Here are two big things I do to work saving for retirement into my budget:

I Prioritize It

I know that I want to save money for retirement each month, so I make it a part of my monthly budget. For me, it's just as much a priority as buying food. By making space for saving in my budget, I know that I have to find ways to hit that goal each month. Plus, having a clear target helps keep me accountable in other areas of spending.

If you can set aside $100 per month, you can easily set up a high-yield savings account with CIT Bank. It has a five-star rating from Bankrate, so you can rest assured that your savings are in good hands. Just make sure to check their website for terms and conditions before applying.

I Know Where It’s Going

The hardest part of doing anything is starting.
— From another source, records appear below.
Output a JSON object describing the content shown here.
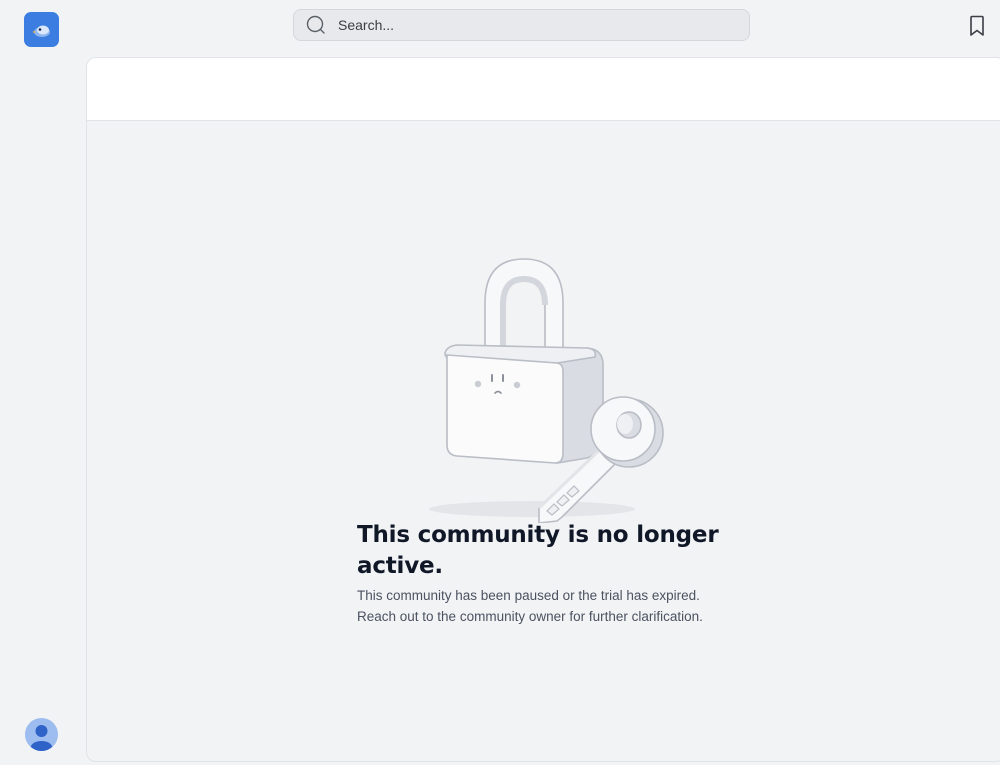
{
  "app": {
    "logo_icon": "bird-logo-icon",
    "accent": "#3b7de0"
  },
  "search": {
    "placeholder": "Search...",
    "icon": "search-icon"
  },
  "header": {
    "bookmark_icon": "bookmark-icon"
  },
  "user": {
    "avatar_icon": "user-avatar-icon"
  },
  "main": {
    "illustration": "padlock-and-key-icon",
    "title": "This community is no longer active.",
    "description_line1": "This community has been paused or the trial has expired.",
    "description_line2": "Reach out to the community owner for further clarification."
  },
  "colors": {
    "background": "#f2f3f5",
    "panel_header": "#ffffff",
    "title_text": "#101828",
    "body_text": "#4b5260"
  }
}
Since so many millennials don’t have access to a work-sponsored retirement plan, searching for one on our own is an added burden. We have to find out what is available, how to open one, and where to get the money to start one.

I started an individual retirement account (or IRA) for myself in my mid-20s. It took some research and more than one call to Vanguard to get it set up, but now it’s easy to put money into it. The maximum you can contribute to an IRA in 2020 is $6,000 ($7,000 if age 50 or over), so that’s always my baseline annual retirement goal.

Final Retirement Savings Tips for Millennials

Follow these guidelines, but also think about what else you can do to sock away more money for retirement.

A good place to start is with your entertainment, food, and transportation budget categories. Maybe you can cancel Netflix and Hulu and just have Amazon as your streaming service. Or perhaps you can clean out your closet and sell some clothes online. Open yourself up to creative ways to save money and funnel the savings toward retirement.

Just because we millennials are up against a wall doesn’t mean there isn’t any hope. We can save for retirement, starting today.